FORMER England captain Michael Vaughan says increased testing of players for recreational drugs will frighten anyone still using them.
This week’s inquest into last summer’s death of Surrey’s Tom Maynard returned an accidental verdict, although it emerged from his post-mortem he was driving nearly four times over the legal limit and had taken cocaine and ecstasy in the form of MDMA.
The England and Wales Cricket Board (ECB) responded by saying they would step up their testing programmes - something Vaughan believes needs to happen.
He said: “There will be players in cricket who have taken recreational drugs and are still doing it, but I hope Tom Maynard’s tragic story will make them stop.
“There are around 400 professional cricketers in England and it would be naive to think Tom’s is an isolated case. There are bound to be more who have taken drugs in the past or are still doing it now.
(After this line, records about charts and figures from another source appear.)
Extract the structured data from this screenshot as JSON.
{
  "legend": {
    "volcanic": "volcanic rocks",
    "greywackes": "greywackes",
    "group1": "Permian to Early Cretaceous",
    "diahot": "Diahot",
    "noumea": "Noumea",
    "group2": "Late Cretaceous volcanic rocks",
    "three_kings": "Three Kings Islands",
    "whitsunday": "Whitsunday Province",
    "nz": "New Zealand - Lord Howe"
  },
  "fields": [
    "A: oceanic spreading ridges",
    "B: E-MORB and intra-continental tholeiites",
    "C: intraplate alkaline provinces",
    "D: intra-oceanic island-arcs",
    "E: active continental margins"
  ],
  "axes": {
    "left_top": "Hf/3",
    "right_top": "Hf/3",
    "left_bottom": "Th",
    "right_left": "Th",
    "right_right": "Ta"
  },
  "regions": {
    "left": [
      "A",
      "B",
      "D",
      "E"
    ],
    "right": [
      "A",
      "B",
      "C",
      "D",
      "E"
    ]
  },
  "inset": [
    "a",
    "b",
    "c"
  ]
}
The ECB is going to introduce more testing for recreational drugs and that will frighten a few into cleaning up their acts.”
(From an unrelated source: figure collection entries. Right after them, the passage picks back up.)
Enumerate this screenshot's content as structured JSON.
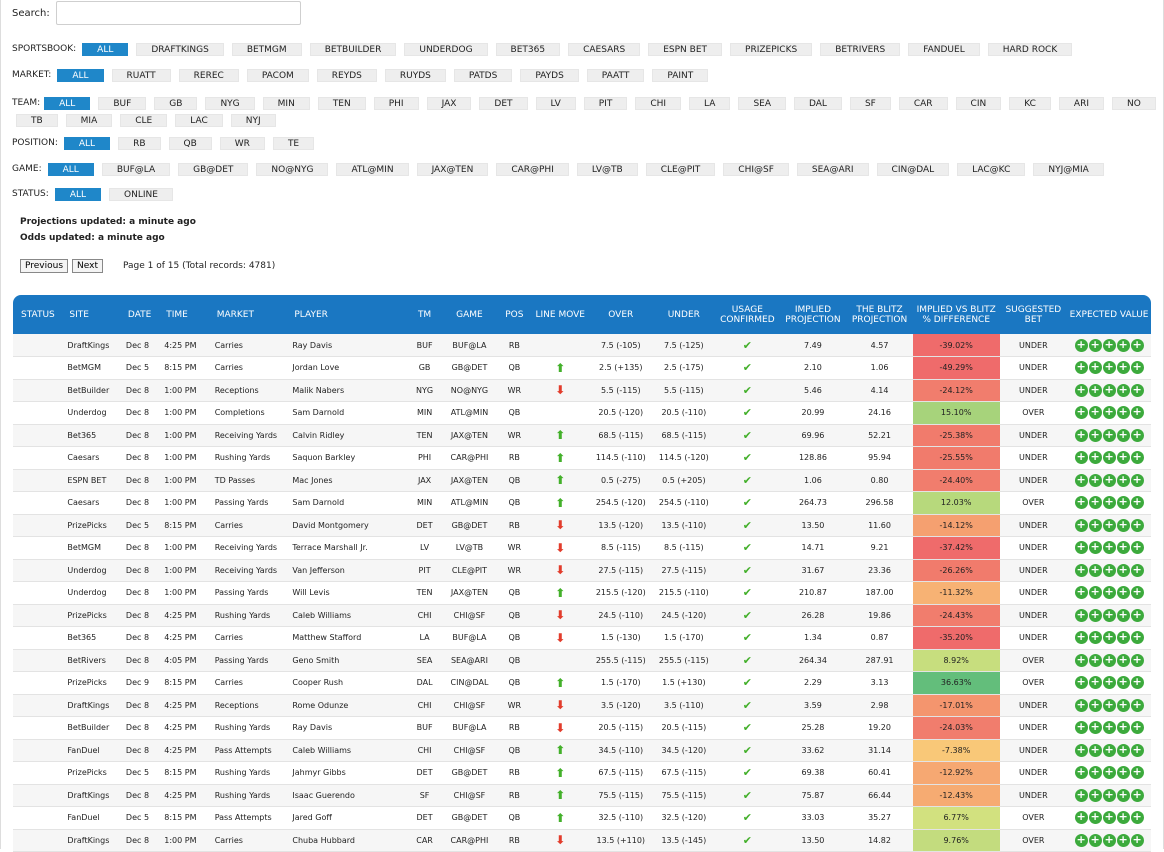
{
  "search": {
    "label": "Search:",
    "value": "",
    "placeholder": ""
  },
  "filters": {
    "sportsbook": {
      "label": "SPORTSBOOK:",
      "options": [
        "ALL",
        "DRAFTKINGS",
        "BETMGM",
        "BETBUILDER",
        "UNDERDOG",
        "BET365",
        "CAESARS",
        "ESPN BET",
        "PRIZEPICKS",
        "BETRIVERS",
        "FANDUEL",
        "HARD ROCK"
      ],
      "active": "ALL"
    },
    "market": {
      "label": "MARKET:",
      "options": [
        "ALL",
        "RUATT",
        "REREC",
        "PACOM",
        "REYDS",
        "RUYDS",
        "PATDS",
        "PAYDS",
        "PAATT",
        "PAINT"
      ],
      "active": "ALL"
    },
    "team": {
      "label": "TEAM:",
      "line1": [
        "ALL",
        "BUF",
        "GB",
        "NYG",
        "MIN",
        "TEN",
        "PHI",
        "JAX",
        "DET",
        "LV",
        "PIT",
        "CHI",
        "LA",
        "SEA",
        "DAL",
        "SF",
        "CAR",
        "CIN",
        "KC",
        "ARI",
        "NO",
        "ATL"
      ],
      "line2": [
        "TB",
        "MIA",
        "CLE",
        "LAC",
        "NYJ"
      ],
      "active": "ALL"
    },
    "position": {
      "label": "POSITION:",
      "options": [
        "ALL",
        "RB",
        "QB",
        "WR",
        "TE"
      ],
      "active": "ALL"
    },
    "game": {
      "label": "GAME:",
      "options": [
        "ALL",
        "BUF@LA",
        "GB@DET",
        "NO@NYG",
        "ATL@MIN",
        "JAX@TEN",
        "CAR@PHI",
        "LV@TB",
        "CLE@PIT",
        "CHI@SF",
        "SEA@ARI",
        "CIN@DAL",
        "LAC@KC",
        "NYJ@MIA"
      ],
      "active": "ALL"
    },
    "status": {
      "label": "STATUS:",
      "options": [
        "ALL",
        "ONLINE"
      ],
      "active": "ALL"
    }
  },
  "updates": {
    "projections": "Projections updated: a minute ago",
    "odds": "Odds updated: a minute ago"
  },
  "pager": {
    "previous": "Previous",
    "next": "Next",
    "info": "Page 1 of 15 (Total records: 4781)"
  },
  "table": {
    "headers": [
      "STATUS",
      "SITE",
      "DATE",
      "TIME",
      "MARKET",
      "PLAYER",
      "TM",
      "GAME",
      "POS",
      "LINE MOVE",
      "OVER",
      "UNDER",
      "USAGE CONFIRMED",
      "IMPLIED PROJECTION",
      "THE BLITZ PROJECTION",
      "IMPLIED VS BLITZ % DIFFERENCE",
      "SUGGESTED BET",
      "EXPECTED VALUE"
    ],
    "rows": [
      {
        "site": "DraftKings",
        "date": "Dec 8",
        "time": "4:25 PM",
        "market": "Carries",
        "player": "Ray Davis",
        "tm": "BUF",
        "game": "BUF@LA",
        "pos": "RB",
        "move": "",
        "over": "7.5 (-105)",
        "under": "7.5 (-125)",
        "implied": "7.49",
        "blitz": "4.57",
        "diff": "-39.02%",
        "color": "#ef6b6b",
        "bet": "UNDER"
      },
      {
        "site": "BetMGM",
        "date": "Dec 5",
        "time": "8:15 PM",
        "market": "Carries",
        "player": "Jordan Love",
        "tm": "GB",
        "game": "GB@DET",
        "pos": "QB",
        "move": "up",
        "over": "2.5 (+135)",
        "under": "2.5 (-175)",
        "implied": "2.10",
        "blitz": "1.06",
        "diff": "-49.29%",
        "color": "#ef6b6b",
        "bet": "UNDER"
      },
      {
        "site": "BetBuilder",
        "date": "Dec 8",
        "time": "1:00 PM",
        "market": "Receptions",
        "player": "Malik Nabers",
        "tm": "NYG",
        "game": "NO@NYG",
        "pos": "WR",
        "move": "down",
        "over": "5.5 (-115)",
        "under": "5.5 (-115)",
        "implied": "5.46",
        "blitz": "4.14",
        "diff": "-24.12%",
        "color": "#f17d6d",
        "bet": "UNDER"
      },
      {
        "site": "Underdog",
        "date": "Dec 8",
        "time": "1:00 PM",
        "market": "Completions",
        "player": "Sam Darnold",
        "tm": "MIN",
        "game": "ATL@MIN",
        "pos": "QB",
        "move": "",
        "over": "20.5 (-120)",
        "under": "20.5 (-110)",
        "implied": "20.99",
        "blitz": "24.16",
        "diff": "15.10%",
        "color": "#a7d37b",
        "bet": "OVER"
      },
      {
        "site": "Bet365",
        "date": "Dec 8",
        "time": "1:00 PM",
        "market": "Receiving Yards",
        "player": "Calvin Ridley",
        "tm": "TEN",
        "game": "JAX@TEN",
        "pos": "WR",
        "move": "up",
        "over": "68.5 (-115)",
        "under": "68.5 (-115)",
        "implied": "69.96",
        "blitz": "52.21",
        "diff": "-25.38%",
        "color": "#f17b6c",
        "bet": "UNDER"
      },
      {
        "site": "Caesars",
        "date": "Dec 8",
        "time": "1:00 PM",
        "market": "Rushing Yards",
        "player": "Saquon Barkley",
        "tm": "PHI",
        "game": "CAR@PHI",
        "pos": "RB",
        "move": "up",
        "over": "114.5 (-110)",
        "under": "114.5 (-120)",
        "implied": "128.86",
        "blitz": "95.94",
        "diff": "-25.55%",
        "color": "#f17b6c",
        "bet": "UNDER"
      },
      {
        "site": "ESPN BET",
        "date": "Dec 8",
        "time": "1:00 PM",
        "market": "TD Passes",
        "player": "Mac Jones",
        "tm": "JAX",
        "game": "JAX@TEN",
        "pos": "QB",
        "move": "up",
        "over": "0.5 (-275)",
        "under": "0.5 (+205)",
        "implied": "1.06",
        "blitz": "0.80",
        "diff": "-24.40%",
        "color": "#f17d6d",
        "bet": "UNDER"
      },
      {
        "site": "Caesars",
        "date": "Dec 8",
        "time": "1:00 PM",
        "market": "Passing Yards",
        "player": "Sam Darnold",
        "tm": "MIN",
        "game": "ATL@MIN",
        "pos": "QB",
        "move": "up",
        "over": "254.5 (-120)",
        "under": "254.5 (-110)",
        "implied": "264.73",
        "blitz": "296.58",
        "diff": "12.03%",
        "color": "#b7d97c",
        "bet": "OVER"
      },
      {
        "site": "PrizePicks",
        "date": "Dec 5",
        "time": "8:15 PM",
        "market": "Carries",
        "player": "David Montgomery",
        "tm": "DET",
        "game": "GB@DET",
        "pos": "RB",
        "move": "down",
        "over": "13.5 (-120)",
        "under": "13.5 (-110)",
        "implied": "13.50",
        "blitz": "11.60",
        "diff": "-14.12%",
        "color": "#f5a070",
        "bet": "UNDER"
      },
      {
        "site": "BetMGM",
        "date": "Dec 8",
        "time": "1:00 PM",
        "market": "Receiving Yards",
        "player": "Terrace Marshall Jr.",
        "tm": "LV",
        "game": "LV@TB",
        "pos": "WR",
        "move": "down",
        "over": "8.5 (-115)",
        "under": "8.5 (-115)",
        "implied": "14.71",
        "blitz": "9.21",
        "diff": "-37.42%",
        "color": "#ef6b6b",
        "bet": "UNDER"
      },
      {
        "site": "Underdog",
        "date": "Dec 8",
        "time": "1:00 PM",
        "market": "Receiving Yards",
        "player": "Van Jefferson",
        "tm": "PIT",
        "game": "CLE@PIT",
        "pos": "WR",
        "move": "down",
        "over": "27.5 (-115)",
        "under": "27.5 (-115)",
        "implied": "31.67",
        "blitz": "23.36",
        "diff": "-26.26%",
        "color": "#f17b6c",
        "bet": "UNDER"
      },
      {
        "site": "Underdog",
        "date": "Dec 8",
        "time": "1:00 PM",
        "market": "Passing Yards",
        "player": "Will Levis",
        "tm": "TEN",
        "game": "JAX@TEN",
        "pos": "QB",
        "move": "up",
        "over": "215.5 (-120)",
        "under": "215.5 (-110)",
        "implied": "210.87",
        "blitz": "187.00",
        "diff": "-11.32%",
        "color": "#f7b274",
        "bet": "UNDER"
      },
      {
        "site": "PrizePicks",
        "date": "Dec 8",
        "time": "4:25 PM",
        "market": "Rushing Yards",
        "player": "Caleb Williams",
        "tm": "CHI",
        "game": "CHI@SF",
        "pos": "QB",
        "move": "down",
        "over": "24.5 (-110)",
        "under": "24.5 (-120)",
        "implied": "26.28",
        "blitz": "19.86",
        "diff": "-24.43%",
        "color": "#f17d6d",
        "bet": "UNDER"
      },
      {
        "site": "Bet365",
        "date": "Dec 8",
        "time": "4:25 PM",
        "market": "Carries",
        "player": "Matthew Stafford",
        "tm": "LA",
        "game": "BUF@LA",
        "pos": "QB",
        "move": "down",
        "over": "1.5 (-130)",
        "under": "1.5 (-170)",
        "implied": "1.34",
        "blitz": "0.87",
        "diff": "-35.20%",
        "color": "#ef6b6b",
        "bet": "UNDER"
      },
      {
        "site": "BetRivers",
        "date": "Dec 8",
        "time": "4:05 PM",
        "market": "Passing Yards",
        "player": "Geno Smith",
        "tm": "SEA",
        "game": "SEA@ARI",
        "pos": "QB",
        "move": "",
        "over": "255.5 (-115)",
        "under": "255.5 (-115)",
        "implied": "264.34",
        "blitz": "287.91",
        "diff": "8.92%",
        "color": "#c7de7e",
        "bet": "OVER"
      },
      {
        "site": "PrizePicks",
        "date": "Dec 9",
        "time": "8:15 PM",
        "market": "Carries",
        "player": "Cooper Rush",
        "tm": "DAL",
        "game": "CIN@DAL",
        "pos": "QB",
        "move": "up",
        "over": "1.5 (-170)",
        "under": "1.5 (+130)",
        "implied": "2.29",
        "blitz": "3.13",
        "diff": "36.63%",
        "color": "#63be7b",
        "bet": "OVER"
      },
      {
        "site": "DraftKings",
        "date": "Dec 8",
        "time": "4:25 PM",
        "market": "Receptions",
        "player": "Rome Odunze",
        "tm": "CHI",
        "game": "CHI@SF",
        "pos": "WR",
        "move": "down",
        "over": "3.5 (-120)",
        "under": "3.5 (-110)",
        "implied": "3.59",
        "blitz": "2.98",
        "diff": "-17.01%",
        "color": "#f4956e",
        "bet": "UNDER"
      },
      {
        "site": "BetBuilder",
        "date": "Dec 8",
        "time": "4:25 PM",
        "market": "Rushing Yards",
        "player": "Ray Davis",
        "tm": "BUF",
        "game": "BUF@LA",
        "pos": "RB",
        "move": "down",
        "over": "20.5 (-115)",
        "under": "20.5 (-115)",
        "implied": "25.28",
        "blitz": "19.20",
        "diff": "-24.03%",
        "color": "#f17d6d",
        "bet": "UNDER"
      },
      {
        "site": "FanDuel",
        "date": "Dec 8",
        "time": "4:25 PM",
        "market": "Pass Attempts",
        "player": "Caleb Williams",
        "tm": "CHI",
        "game": "CHI@SF",
        "pos": "QB",
        "move": "up",
        "over": "34.5 (-110)",
        "under": "34.5 (-120)",
        "implied": "33.62",
        "blitz": "31.14",
        "diff": "-7.38%",
        "color": "#f9c878",
        "bet": "UNDER"
      },
      {
        "site": "PrizePicks",
        "date": "Dec 5",
        "time": "8:15 PM",
        "market": "Rushing Yards",
        "player": "Jahmyr Gibbs",
        "tm": "DET",
        "game": "GB@DET",
        "pos": "RB",
        "move": "up",
        "over": "67.5 (-115)",
        "under": "67.5 (-115)",
        "implied": "69.38",
        "blitz": "60.41",
        "diff": "-12.92%",
        "color": "#f6a872",
        "bet": "UNDER"
      },
      {
        "site": "DraftKings",
        "date": "Dec 8",
        "time": "4:25 PM",
        "market": "Rushing Yards",
        "player": "Isaac Guerendo",
        "tm": "SF",
        "game": "CHI@SF",
        "pos": "RB",
        "move": "up",
        "over": "75.5 (-115)",
        "under": "75.5 (-115)",
        "implied": "75.87",
        "blitz": "66.44",
        "diff": "-12.43%",
        "color": "#f6ab72",
        "bet": "UNDER"
      },
      {
        "site": "FanDuel",
        "date": "Dec 5",
        "time": "8:15 PM",
        "market": "Pass Attempts",
        "player": "Jared Goff",
        "tm": "DET",
        "game": "GB@DET",
        "pos": "QB",
        "move": "up",
        "over": "32.5 (-110)",
        "under": "32.5 (-120)",
        "implied": "33.03",
        "blitz": "35.27",
        "diff": "6.77%",
        "color": "#d2e17f",
        "bet": "OVER"
      },
      {
        "site": "DraftKings",
        "date": "Dec 8",
        "time": "1:00 PM",
        "market": "Carries",
        "player": "Chuba Hubbard",
        "tm": "CAR",
        "game": "CAR@PHI",
        "pos": "RB",
        "move": "down",
        "over": "13.5 (+110)",
        "under": "13.5 (-145)",
        "implied": "13.50",
        "blitz": "14.82",
        "diff": "9.76%",
        "color": "#c3dc7e",
        "bet": "OVER"
      }
    ]
  },
  "icons": {
    "up": "up-arrow-icon",
    "down": "down-arrow-icon",
    "check": "check-icon",
    "ev": "plus-circle-icon"
  },
  "colors": {
    "accent": "#1f87c9",
    "header": "#1a77c2",
    "up": "#43b02a",
    "down": "#e23c2b",
    "ev": "#3caa3c"
  }
}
Sheffield’s Vaughan also believes that Surrey’s players, who were so badly affected by losing a teammate part-way through the season, will be better served to have experienced heads around them next season.
“There was a lack of those players at Surrey 12 months ago but next summer they will have Graeme Smith and Ricky Ponting,” he said.
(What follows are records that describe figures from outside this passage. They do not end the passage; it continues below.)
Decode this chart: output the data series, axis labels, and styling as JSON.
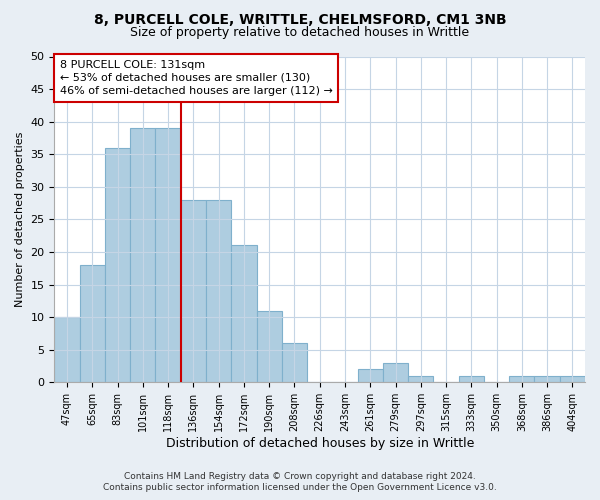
{
  "title1": "8, PURCELL COLE, WRITTLE, CHELMSFORD, CM1 3NB",
  "title2": "Size of property relative to detached houses in Writtle",
  "xlabel": "Distribution of detached houses by size in Writtle",
  "ylabel": "Number of detached properties",
  "categories": [
    "47sqm",
    "65sqm",
    "83sqm",
    "101sqm",
    "118sqm",
    "136sqm",
    "154sqm",
    "172sqm",
    "190sqm",
    "208sqm",
    "226sqm",
    "243sqm",
    "261sqm",
    "279sqm",
    "297sqm",
    "315sqm",
    "333sqm",
    "350sqm",
    "368sqm",
    "386sqm",
    "404sqm"
  ],
  "values": [
    10,
    18,
    36,
    39,
    39,
    28,
    28,
    21,
    11,
    6,
    0,
    0,
    2,
    3,
    1,
    0,
    1,
    0,
    1,
    1,
    1
  ],
  "bar_color": "#aecde0",
  "bar_edge_color": "#7fb0cc",
  "vline_color": "#cc0000",
  "annotation_text_line1": "8 PURCELL COLE: 131sqm",
  "annotation_text_line2": "← 53% of detached houses are smaller (130)",
  "annotation_text_line3": "46% of semi-detached houses are larger (112) →",
  "ylim": [
    0,
    50
  ],
  "yticks": [
    0,
    5,
    10,
    15,
    20,
    25,
    30,
    35,
    40,
    45,
    50
  ],
  "footer1": "Contains HM Land Registry data © Crown copyright and database right 2024.",
  "footer2": "Contains public sector information licensed under the Open Government Licence v3.0.",
  "bg_color": "#e8eef4",
  "plot_bg_color": "#ffffff",
  "grid_color": "#c5d5e5",
  "title1_fontsize": 10,
  "title2_fontsize": 9,
  "xlabel_fontsize": 9,
  "ylabel_fontsize": 8,
  "tick_fontsize": 8,
  "xtick_fontsize": 7,
  "footer_fontsize": 6.5,
  "annot_fontsize": 8
}
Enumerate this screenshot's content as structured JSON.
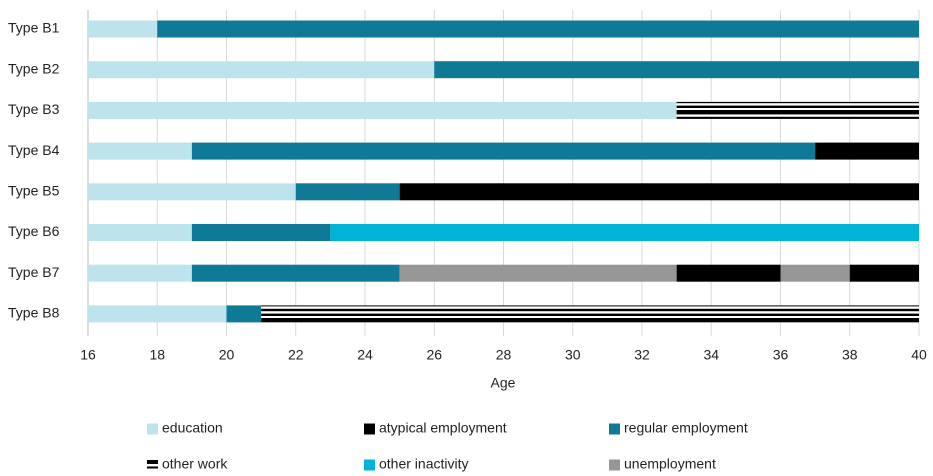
{
  "chart_data": {
    "type": "timeline-bar",
    "x_label": "Age",
    "xlim": [
      16,
      40
    ],
    "xticks": [
      16,
      18,
      20,
      22,
      24,
      26,
      28,
      30,
      32,
      34,
      36,
      38,
      40
    ],
    "grid": true,
    "series": [
      {
        "name": "education",
        "color": "#bde3ec"
      },
      {
        "name": "atypical employment",
        "color": "#000000"
      },
      {
        "name": "regular employment",
        "color": "#0e7a96"
      },
      {
        "name": "other work",
        "color": "#000000",
        "pattern": "horizontal-stripes"
      },
      {
        "name": "other inactivity",
        "color": "#00b4d8"
      },
      {
        "name": "unemployment",
        "color": "#969696"
      }
    ],
    "rows": [
      {
        "label": "Type B1",
        "segments": [
          {
            "state": "education",
            "duration": 2
          },
          {
            "state": "regular employment",
            "duration": 22
          }
        ]
      },
      {
        "label": "Type B2",
        "segments": [
          {
            "state": "education",
            "duration": 10
          },
          {
            "state": "regular employment",
            "duration": 14
          }
        ]
      },
      {
        "label": "Type B3",
        "segments": [
          {
            "state": "education",
            "duration": 17
          },
          {
            "state": "other work",
            "duration": 7
          }
        ]
      },
      {
        "label": "Type B4",
        "segments": [
          {
            "state": "education",
            "duration": 3
          },
          {
            "state": "regular employment",
            "duration": 18
          },
          {
            "state": "atypical employment",
            "duration": 3
          }
        ]
      },
      {
        "label": "Type B5",
        "segments": [
          {
            "state": "education",
            "duration": 6
          },
          {
            "state": "regular employment",
            "duration": 3
          },
          {
            "state": "atypical employment",
            "duration": 15
          }
        ]
      },
      {
        "label": "Type B6",
        "segments": [
          {
            "state": "education",
            "duration": 3
          },
          {
            "state": "regular employment",
            "duration": 4
          },
          {
            "state": "other inactivity",
            "duration": 17
          }
        ]
      },
      {
        "label": "Type B7",
        "segments": [
          {
            "state": "education",
            "duration": 3
          },
          {
            "state": "regular employment",
            "duration": 6
          },
          {
            "state": "unemployment",
            "duration": 8
          },
          {
            "state": "atypical employment",
            "duration": 3
          },
          {
            "state": "unemployment",
            "duration": 2
          },
          {
            "state": "atypical employment",
            "duration": 2
          }
        ]
      },
      {
        "label": "Type B8",
        "segments": [
          {
            "state": "education",
            "duration": 4
          },
          {
            "state": "regular employment",
            "duration": 1
          },
          {
            "state": "other work",
            "duration": 19
          }
        ]
      }
    ]
  }
}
Former Arsenal and England defender Tony Adams has revealed in the wake of Maynard’s death that other professional cricketers are being treated at his Sporting Chance clinic.
Adams revealed cricketers are being treated at the clinic, which he established following his own battle with alcohol addiction, and called on associations to “take responsibility” and look after players’ welfare.
He said: “We are already putting cricketers through the Sporting Chance Clinic, rugby players, jockeys. Denial is strong in some other associations but all in good time, when they are ready.
“The PFA (Professional Footballers’ Association) are taking responsibility. The RFL (Rugby Football League) are taking responsibility. They are recognising it and if you do want help, there are places where you can go now. That’s a big change.”